The need for a Hybrid cloud approach for Data Platforms

In this brief write we discuss why a Hybrid cloud approach for hosting data platforms is beneficial compared to a pure on-prem or cloud only play

Data is the fuel that drives Digital Transformation. Access to Data and the insights that can be gleaned from it provides the necessary edge for organizations to compete, thrive and innovate. Data by itself does not provide the cutting edge. The ability to analyze data in a timely and cost-effective manner is the key.

A self-service data platform (a requirement in Data Mesh architecture) is a key component to empower organization and their employees to perform such data analysis. As adoption of a self-service platform grows it will result in greater need for increased storage and compute.
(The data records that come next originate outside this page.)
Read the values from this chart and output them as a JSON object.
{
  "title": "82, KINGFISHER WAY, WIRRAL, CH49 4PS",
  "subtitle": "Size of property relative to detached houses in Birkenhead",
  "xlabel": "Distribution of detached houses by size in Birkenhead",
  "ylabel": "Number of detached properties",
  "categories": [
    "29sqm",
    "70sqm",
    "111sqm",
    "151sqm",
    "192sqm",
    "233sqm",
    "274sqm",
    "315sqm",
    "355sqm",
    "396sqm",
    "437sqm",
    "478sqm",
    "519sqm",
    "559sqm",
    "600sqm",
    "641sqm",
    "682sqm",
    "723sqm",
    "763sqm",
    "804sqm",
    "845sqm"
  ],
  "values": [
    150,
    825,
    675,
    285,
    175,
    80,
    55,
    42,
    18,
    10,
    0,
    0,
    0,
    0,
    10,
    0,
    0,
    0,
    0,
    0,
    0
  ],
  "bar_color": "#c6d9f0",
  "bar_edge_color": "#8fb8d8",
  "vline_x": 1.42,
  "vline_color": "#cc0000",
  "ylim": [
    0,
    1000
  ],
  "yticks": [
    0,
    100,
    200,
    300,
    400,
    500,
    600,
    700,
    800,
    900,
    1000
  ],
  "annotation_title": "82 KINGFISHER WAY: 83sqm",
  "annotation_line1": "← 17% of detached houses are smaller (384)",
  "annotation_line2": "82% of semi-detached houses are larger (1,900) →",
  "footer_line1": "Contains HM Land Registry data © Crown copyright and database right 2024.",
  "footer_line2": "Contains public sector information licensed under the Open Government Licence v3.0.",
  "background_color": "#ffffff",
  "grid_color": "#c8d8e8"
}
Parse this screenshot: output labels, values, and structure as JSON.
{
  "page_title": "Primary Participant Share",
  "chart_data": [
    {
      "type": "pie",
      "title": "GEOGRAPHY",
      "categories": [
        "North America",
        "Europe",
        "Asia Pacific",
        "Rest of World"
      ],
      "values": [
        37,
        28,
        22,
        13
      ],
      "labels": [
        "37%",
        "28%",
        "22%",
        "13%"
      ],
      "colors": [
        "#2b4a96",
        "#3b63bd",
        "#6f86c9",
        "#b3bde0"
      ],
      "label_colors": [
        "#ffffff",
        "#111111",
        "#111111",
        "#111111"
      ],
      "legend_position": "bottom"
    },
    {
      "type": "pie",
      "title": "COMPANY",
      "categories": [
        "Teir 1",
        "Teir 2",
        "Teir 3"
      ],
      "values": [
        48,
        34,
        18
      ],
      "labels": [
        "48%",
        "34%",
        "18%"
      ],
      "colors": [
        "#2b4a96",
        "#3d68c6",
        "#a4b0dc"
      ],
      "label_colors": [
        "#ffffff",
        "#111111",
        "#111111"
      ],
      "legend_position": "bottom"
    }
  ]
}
Traditional Datawarehouse’s struggle to keep up with such elastic demand.

Traditional Datawarehouse’s used to be an on-prem play. Teradata, VMWare Tanzu Greenplum, Exadata are different on-prem implementations. Massive implementations of the same exist even today in big organizations. The traditional challenges with the on-prem model are all well-known (Inability to scale quickly, expensive footprint, datacenter challenges, upfront capital expenditure, resources to maintain the platforms etc.)
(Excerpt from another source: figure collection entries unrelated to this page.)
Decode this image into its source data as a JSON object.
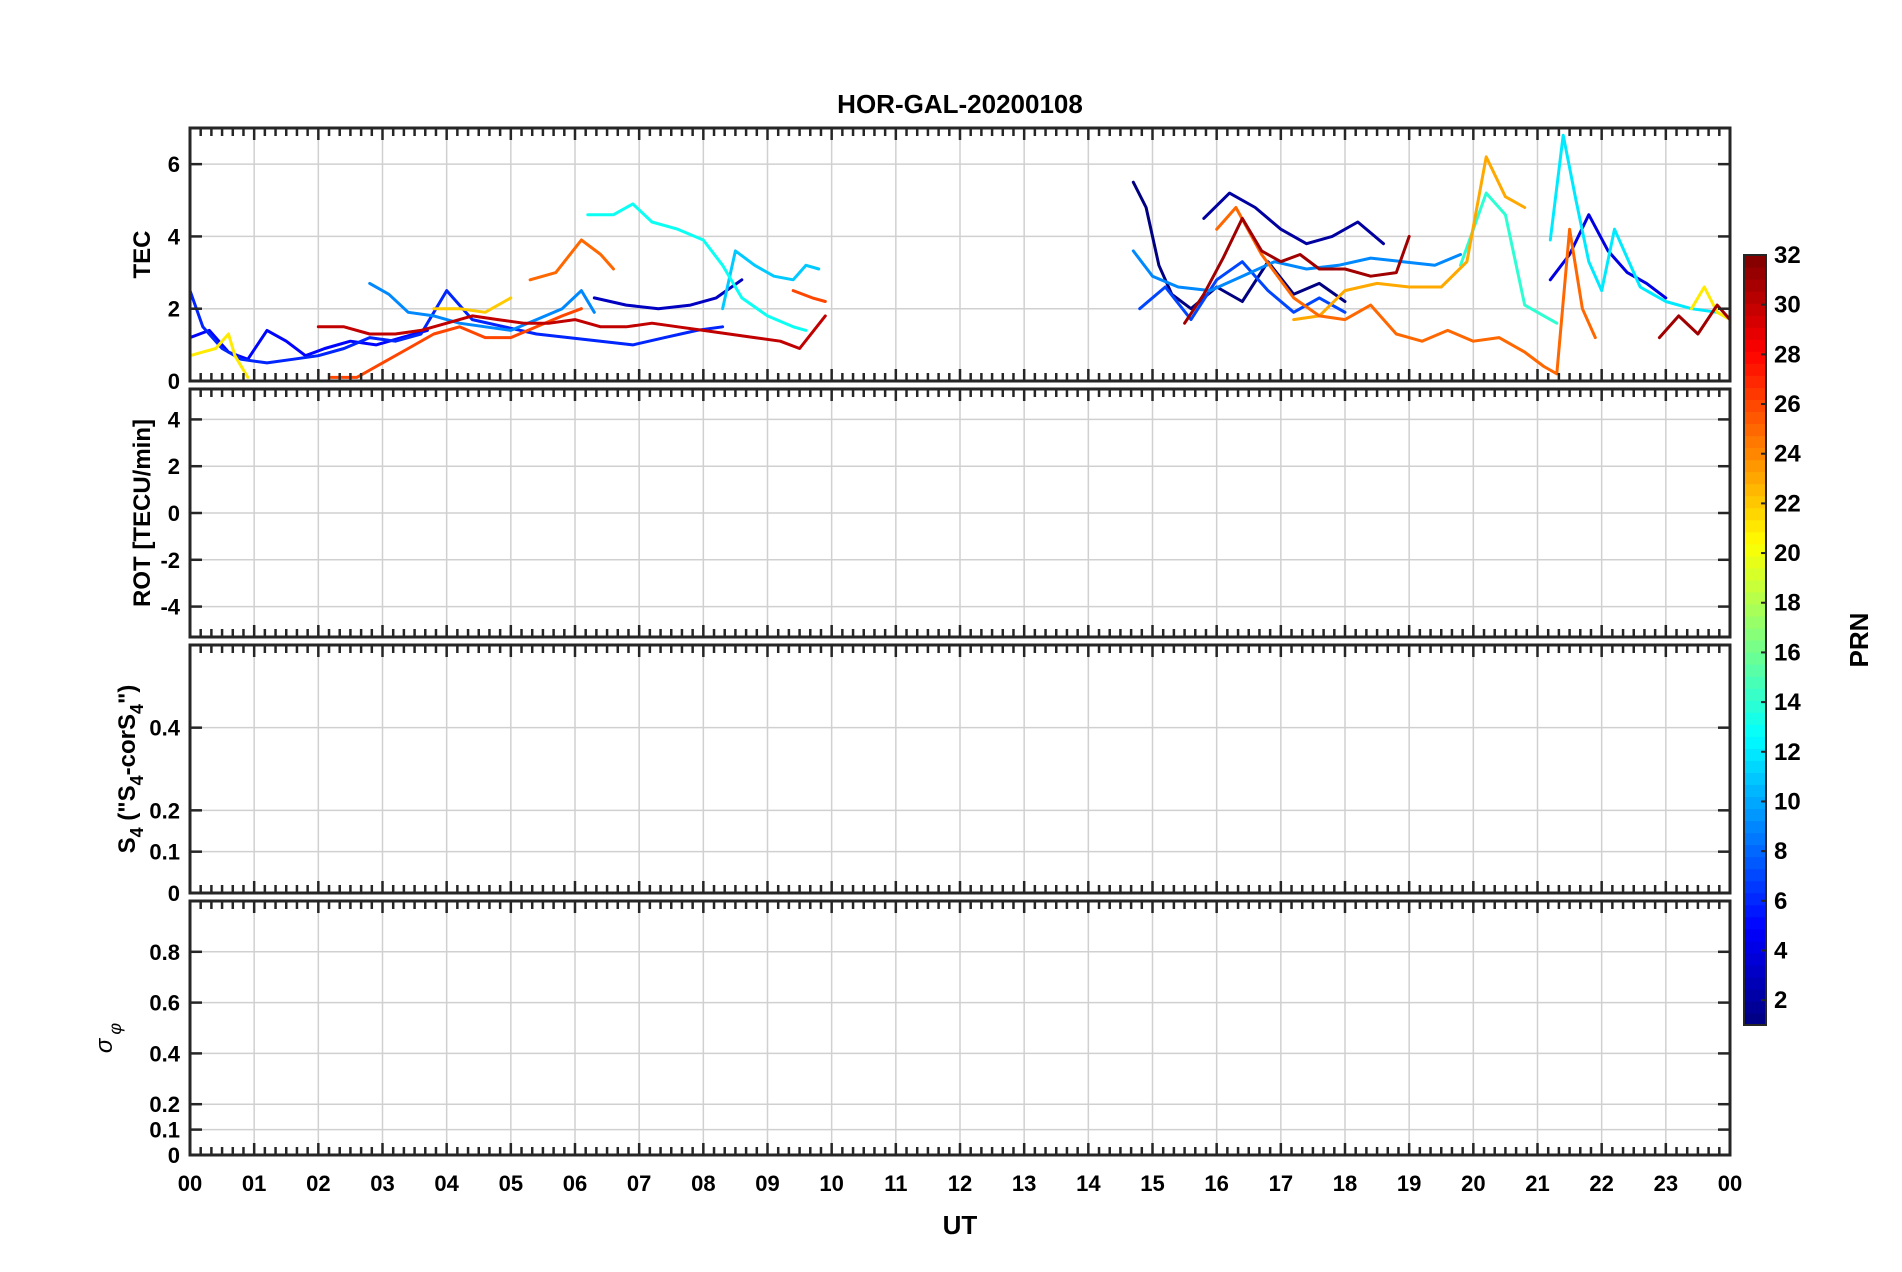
{
  "chart_data": {
    "type": "line",
    "title": "HOR-GAL-20200108",
    "xlabel": "UT",
    "x_tick_labels": [
      "00",
      "01",
      "02",
      "03",
      "04",
      "05",
      "06",
      "07",
      "08",
      "09",
      "10",
      "11",
      "12",
      "13",
      "14",
      "15",
      "16",
      "17",
      "18",
      "19",
      "20",
      "21",
      "22",
      "23",
      "00"
    ],
    "xlim": [
      0,
      24
    ],
    "colorbar": {
      "label": "PRN",
      "range": [
        1,
        32
      ],
      "ticks": [
        2,
        4,
        6,
        8,
        10,
        12,
        14,
        16,
        18,
        20,
        22,
        24,
        26,
        28,
        30,
        32
      ],
      "tick_labels": [
        "2",
        "4",
        "6",
        "8",
        "10",
        "12",
        "14",
        "16",
        "18",
        "20",
        "22",
        "24",
        "26",
        "28",
        "30",
        "32"
      ],
      "colormap": "jet"
    },
    "panels": [
      {
        "id": "tec",
        "ylabel": "TEC",
        "ylim": [
          0,
          7
        ],
        "yticks": [
          0,
          2,
          4,
          6
        ],
        "ytick_labels": [
          "0",
          "2",
          "4",
          "6"
        ]
      },
      {
        "id": "rot",
        "ylabel": "ROT [TECU/min]",
        "ylim": [
          -5.3,
          5.3
        ],
        "yticks": [
          -4,
          -2,
          0,
          2,
          4
        ],
        "ytick_labels": [
          "-4",
          "-2",
          "0",
          "2",
          "4"
        ]
      },
      {
        "id": "s4",
        "ylabel_main": "S",
        "ylabel_sub1": "4",
        "ylabel_mid": " (\"S",
        "ylabel_sub2": "4",
        "ylabel_mid2": "-corS",
        "ylabel_sub3": "4",
        "ylabel_end": "\")",
        "ylim": [
          0,
          0.6
        ],
        "yticks": [
          0,
          0.1,
          0.2,
          0.4
        ],
        "ytick_labels": [
          "0",
          "0.1",
          "0.2",
          "0.4"
        ]
      },
      {
        "id": "sigphi",
        "ylabel_main": "σ",
        "ylabel_sub": "φ",
        "ylim": [
          0,
          1
        ],
        "yticks": [
          0,
          0.1,
          0.2,
          0.4,
          0.6,
          0.8
        ],
        "ytick_labels": [
          "0",
          "0.1",
          "0.2",
          "0.4",
          "0.6",
          "0.8"
        ]
      }
    ],
    "series": [
      {
        "name": "PRN 1",
        "prn": 1,
        "panel": "tec",
        "points": [
          [
            14.7,
            5.5
          ],
          [
            14.9,
            4.8
          ],
          [
            15.1,
            3.2
          ],
          [
            15.3,
            2.4
          ],
          [
            15.6,
            2.0
          ],
          [
            16.0,
            2.6
          ],
          [
            16.4,
            2.2
          ],
          [
            16.8,
            3.3
          ],
          [
            17.2,
            2.4
          ],
          [
            17.6,
            2.7
          ],
          [
            18.0,
            2.2
          ]
        ]
      },
      {
        "name": "PRN 2",
        "prn": 2,
        "panel": "tec",
        "points": [
          [
            15.8,
            4.5
          ],
          [
            16.2,
            5.2
          ],
          [
            16.6,
            4.8
          ],
          [
            17.0,
            4.2
          ],
          [
            17.4,
            3.8
          ],
          [
            17.8,
            4.0
          ],
          [
            18.2,
            4.4
          ],
          [
            18.6,
            3.8
          ]
        ]
      },
      {
        "name": "PRN 3",
        "prn": 3,
        "panel": "tec",
        "points": [
          [
            6.3,
            2.3
          ],
          [
            6.8,
            2.1
          ],
          [
            7.3,
            2.0
          ],
          [
            7.8,
            2.1
          ],
          [
            8.2,
            2.3
          ],
          [
            8.6,
            2.8
          ]
        ]
      },
      {
        "name": "PRN 4",
        "prn": 4,
        "panel": "tec",
        "points": [
          [
            21.2,
            2.8
          ],
          [
            21.5,
            3.5
          ],
          [
            21.8,
            4.6
          ],
          [
            22.1,
            3.6
          ],
          [
            22.4,
            3.0
          ],
          [
            22.7,
            2.7
          ],
          [
            23.0,
            2.3
          ]
        ]
      },
      {
        "name": "PRN 5",
        "prn": 5,
        "panel": "tec",
        "points": [
          [
            0.0,
            1.2
          ],
          [
            0.3,
            1.4
          ],
          [
            0.6,
            0.8
          ],
          [
            0.9,
            0.6
          ],
          [
            1.2,
            1.4
          ],
          [
            1.5,
            1.1
          ],
          [
            1.8,
            0.7
          ],
          [
            2.1,
            0.9
          ],
          [
            2.5,
            1.1
          ],
          [
            2.9,
            1.0
          ],
          [
            3.3,
            1.2
          ],
          [
            3.7,
            1.4
          ]
        ]
      },
      {
        "name": "PRN 6",
        "prn": 6,
        "panel": "tec",
        "points": [
          [
            0.0,
            2.5
          ],
          [
            0.2,
            1.5
          ],
          [
            0.5,
            0.9
          ],
          [
            0.8,
            0.6
          ],
          [
            1.2,
            0.5
          ],
          [
            1.6,
            0.6
          ],
          [
            2.0,
            0.7
          ],
          [
            2.4,
            0.9
          ],
          [
            2.8,
            1.2
          ],
          [
            3.2,
            1.1
          ],
          [
            3.6,
            1.3
          ],
          [
            4.0,
            2.5
          ],
          [
            4.4,
            1.7
          ],
          [
            4.9,
            1.5
          ],
          [
            5.4,
            1.3
          ],
          [
            5.9,
            1.2
          ],
          [
            6.4,
            1.1
          ],
          [
            6.9,
            1.0
          ],
          [
            7.4,
            1.2
          ],
          [
            7.9,
            1.4
          ],
          [
            8.3,
            1.5
          ]
        ]
      },
      {
        "name": "PRN 7",
        "prn": 7,
        "panel": "tec",
        "points": [
          [
            14.8,
            2.0
          ],
          [
            15.2,
            2.6
          ],
          [
            15.6,
            1.7
          ],
          [
            16.0,
            2.8
          ],
          [
            16.4,
            3.3
          ],
          [
            16.8,
            2.5
          ],
          [
            17.2,
            1.9
          ],
          [
            17.6,
            2.3
          ],
          [
            18.0,
            1.9
          ]
        ]
      },
      {
        "name": "PRN 9",
        "prn": 9,
        "panel": "tec",
        "points": [
          [
            2.8,
            2.7
          ],
          [
            3.1,
            2.4
          ],
          [
            3.4,
            1.9
          ],
          [
            3.8,
            1.8
          ],
          [
            4.2,
            1.6
          ],
          [
            4.6,
            1.5
          ],
          [
            5.0,
            1.4
          ],
          [
            5.4,
            1.7
          ],
          [
            5.8,
            2.0
          ],
          [
            6.1,
            2.5
          ],
          [
            6.3,
            1.9
          ]
        ]
      },
      {
        "name": "PRN 9b",
        "prn": 9,
        "panel": "tec",
        "points": [
          [
            14.7,
            3.6
          ],
          [
            15.0,
            2.9
          ],
          [
            15.4,
            2.6
          ],
          [
            15.9,
            2.5
          ],
          [
            16.4,
            2.9
          ],
          [
            16.9,
            3.3
          ],
          [
            17.4,
            3.1
          ],
          [
            17.9,
            3.2
          ],
          [
            18.4,
            3.4
          ],
          [
            18.9,
            3.3
          ],
          [
            19.4,
            3.2
          ],
          [
            19.8,
            3.5
          ]
        ]
      },
      {
        "name": "PRN 11",
        "prn": 11,
        "panel": "tec",
        "points": [
          [
            8.3,
            2.0
          ],
          [
            8.5,
            3.6
          ],
          [
            8.8,
            3.2
          ],
          [
            9.1,
            2.9
          ],
          [
            9.4,
            2.8
          ],
          [
            9.6,
            3.2
          ],
          [
            9.8,
            3.1
          ]
        ]
      },
      {
        "name": "PRN 12",
        "prn": 12,
        "panel": "tec",
        "points": [
          [
            21.2,
            3.9
          ],
          [
            21.4,
            6.8
          ],
          [
            21.6,
            5.0
          ],
          [
            21.8,
            3.3
          ],
          [
            22.0,
            2.5
          ],
          [
            22.2,
            4.2
          ],
          [
            22.4,
            3.4
          ],
          [
            22.6,
            2.6
          ],
          [
            22.8,
            2.4
          ],
          [
            23.0,
            2.2
          ],
          [
            23.4,
            2.0
          ],
          [
            23.8,
            1.9
          ]
        ]
      },
      {
        "name": "PRN 13",
        "prn": 13,
        "panel": "tec",
        "points": [
          [
            6.2,
            4.6
          ],
          [
            6.6,
            4.6
          ],
          [
            6.9,
            4.9
          ],
          [
            7.2,
            4.4
          ],
          [
            7.6,
            4.2
          ],
          [
            8.0,
            3.9
          ],
          [
            8.3,
            3.2
          ],
          [
            8.6,
            2.3
          ],
          [
            9.0,
            1.8
          ],
          [
            9.4,
            1.5
          ],
          [
            9.6,
            1.4
          ]
        ]
      },
      {
        "name": "PRN 14",
        "prn": 14,
        "panel": "tec",
        "points": [
          [
            19.8,
            3.2
          ],
          [
            20.2,
            5.2
          ],
          [
            20.5,
            4.6
          ],
          [
            20.8,
            2.1
          ],
          [
            21.1,
            1.8
          ],
          [
            21.3,
            1.6
          ]
        ]
      },
      {
        "name": "PRN 21",
        "prn": 21,
        "panel": "tec",
        "points": [
          [
            0.0,
            0.7
          ],
          [
            0.2,
            0.8
          ],
          [
            0.4,
            0.9
          ],
          [
            0.6,
            1.3
          ],
          [
            0.7,
            0.7
          ],
          [
            0.9,
            0.1
          ]
        ]
      },
      {
        "name": "PRN 21b",
        "prn": 21,
        "panel": "tec",
        "points": [
          [
            23.4,
            2.0
          ],
          [
            23.6,
            2.6
          ],
          [
            23.8,
            1.9
          ],
          [
            24.0,
            1.7
          ]
        ]
      },
      {
        "name": "PRN 22",
        "prn": 22,
        "panel": "tec",
        "points": [
          [
            3.8,
            2.0
          ],
          [
            4.2,
            2.0
          ],
          [
            4.6,
            1.9
          ],
          [
            5.0,
            2.3
          ]
        ]
      },
      {
        "name": "PRN 23",
        "prn": 23,
        "panel": "tec",
        "points": [
          [
            17.2,
            1.7
          ],
          [
            17.6,
            1.8
          ],
          [
            18.0,
            2.5
          ],
          [
            18.5,
            2.7
          ],
          [
            19.0,
            2.6
          ],
          [
            19.5,
            2.6
          ],
          [
            19.9,
            3.3
          ],
          [
            20.2,
            6.2
          ],
          [
            20.5,
            5.1
          ],
          [
            20.8,
            4.8
          ]
        ]
      },
      {
        "name": "PRN 25",
        "prn": 25,
        "panel": "tec",
        "points": [
          [
            5.3,
            2.8
          ],
          [
            5.7,
            3.0
          ],
          [
            6.1,
            3.9
          ],
          [
            6.4,
            3.5
          ],
          [
            6.6,
            3.1
          ]
        ]
      },
      {
        "name": "PRN 25b",
        "prn": 25,
        "panel": "tec",
        "points": [
          [
            16.0,
            4.2
          ],
          [
            16.3,
            4.8
          ],
          [
            16.7,
            3.5
          ],
          [
            17.2,
            2.3
          ],
          [
            17.6,
            1.8
          ],
          [
            18.0,
            1.7
          ],
          [
            18.4,
            2.1
          ],
          [
            18.8,
            1.3
          ],
          [
            19.2,
            1.1
          ],
          [
            19.6,
            1.4
          ],
          [
            20.0,
            1.1
          ],
          [
            20.4,
            1.2
          ],
          [
            20.8,
            0.8
          ],
          [
            21.1,
            0.4
          ],
          [
            21.3,
            0.2
          ],
          [
            21.5,
            4.2
          ],
          [
            21.7,
            2.0
          ],
          [
            21.9,
            1.2
          ]
        ]
      },
      {
        "name": "PRN 26",
        "prn": 26,
        "panel": "tec",
        "points": [
          [
            2.2,
            0.1
          ],
          [
            2.6,
            0.1
          ],
          [
            3.0,
            0.5
          ],
          [
            3.4,
            0.9
          ],
          [
            3.8,
            1.3
          ],
          [
            4.2,
            1.5
          ],
          [
            4.6,
            1.2
          ],
          [
            5.0,
            1.2
          ],
          [
            5.4,
            1.5
          ],
          [
            5.8,
            1.8
          ],
          [
            6.1,
            2.0
          ]
        ]
      },
      {
        "name": "PRN 26b",
        "prn": 26,
        "panel": "tec",
        "points": [
          [
            9.4,
            2.5
          ],
          [
            9.7,
            2.3
          ],
          [
            9.9,
            2.2
          ]
        ]
      },
      {
        "name": "PRN 30",
        "prn": 30,
        "panel": "tec",
        "points": [
          [
            2.0,
            1.5
          ],
          [
            2.4,
            1.5
          ],
          [
            2.8,
            1.3
          ],
          [
            3.2,
            1.3
          ],
          [
            3.6,
            1.4
          ],
          [
            4.0,
            1.6
          ],
          [
            4.4,
            1.8
          ],
          [
            4.8,
            1.7
          ],
          [
            5.2,
            1.6
          ],
          [
            5.6,
            1.6
          ],
          [
            6.0,
            1.7
          ],
          [
            6.4,
            1.5
          ],
          [
            6.8,
            1.5
          ],
          [
            7.2,
            1.6
          ],
          [
            7.6,
            1.5
          ],
          [
            8.0,
            1.4
          ],
          [
            8.4,
            1.3
          ],
          [
            8.8,
            1.2
          ],
          [
            9.2,
            1.1
          ],
          [
            9.5,
            0.9
          ],
          [
            9.9,
            1.8
          ]
        ]
      },
      {
        "name": "PRN 31",
        "prn": 31,
        "panel": "tec",
        "points": [
          [
            15.5,
            1.6
          ],
          [
            15.8,
            2.4
          ],
          [
            16.1,
            3.4
          ],
          [
            16.4,
            4.5
          ],
          [
            16.7,
            3.6
          ],
          [
            17.0,
            3.3
          ],
          [
            17.3,
            3.5
          ],
          [
            17.6,
            3.1
          ],
          [
            18.0,
            3.1
          ],
          [
            18.4,
            2.9
          ],
          [
            18.8,
            3.0
          ],
          [
            19.0,
            4.0
          ]
        ]
      },
      {
        "name": "PRN 31b",
        "prn": 31,
        "panel": "tec",
        "points": [
          [
            22.9,
            1.2
          ],
          [
            23.2,
            1.8
          ],
          [
            23.5,
            1.3
          ],
          [
            23.8,
            2.1
          ],
          [
            24.0,
            1.7
          ]
        ]
      }
    ]
  }
}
Over the past few years Cloud data platforms have been gaining a lot of momentum. Ability to deploy quickly, scale compute and storage independently, consumption-based billing, fully managed platforms are some of the challenges that are overcome with cloud implementation.

While all these are certainly advantageous, the consumption-based billing is a nightmare for an organization. Not knowing how much opex expense would hit an organization for a month or a quarter is unacceptable. A bad or unoptimized query run by an employee sifts through terabytes of data or uses a large amount of compute will result in high costs.
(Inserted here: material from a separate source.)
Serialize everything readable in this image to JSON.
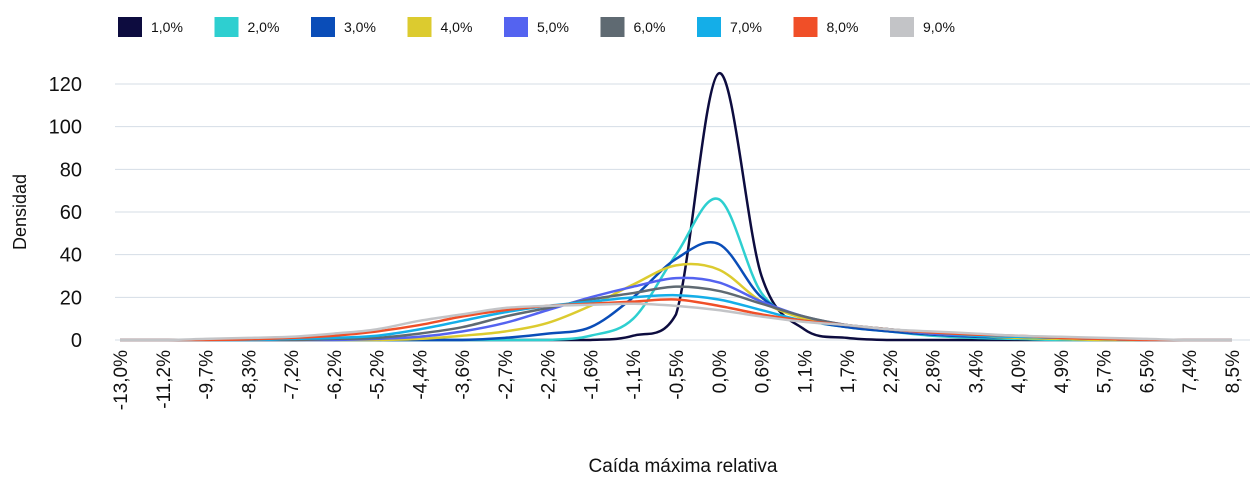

Organizations which adopt a mix of on-prem and Cloud data platforms will be able to reap the benefits of both and have control over their costs. The approach would be to run majority of their workloads on-prem with the ability to burst to the cloud when required. This way when an organization is reaching capacity, they can leverage the cloud to run their workloads and over time, work towards expanding the platforms on-prem capacity. This approach of a Hybrid cloud also helps organizations leverage existing on-prem Datawarehouse’s and scale to the cloud. Finally, this approach also helps in maintaining the on-prem non-prod environments.

A key requirement for a hybrid approach is having the same vendor provided data platform on-prem and on the cloud. Running one specific platform on-prem and moving to another vendor platform on the cloud will require separate code bases, maintaining resources with multiple skill sets, converting file formats etc. Though there are ways by which you can architect your solution (use common file formats with spark as the processing engine in the cloud) to get over this it is not a seamless process.

Vendors who offer on -prem and cloud versions of their software will be the ones that will have an advantage. A few such examples are Teradata, VMWare Tanzu Greenplum, Oracle Exadata, Yellow Brick etc.

A key challenge that needs to be worked upon is the accessibility of on-prem data in the cloud. Network bandwidth between on-prem and cloud continues to be a challenge. However, moving key datasets to the cloud on an incremental/daily basis can be one option. The data moved to the cloud could also serve as a backup in case of disaster recover.

In short, relying completely on an on-prem or completely on cloud platform comes with the challenges discussed above. A hybrid approach provides the best of both worlds.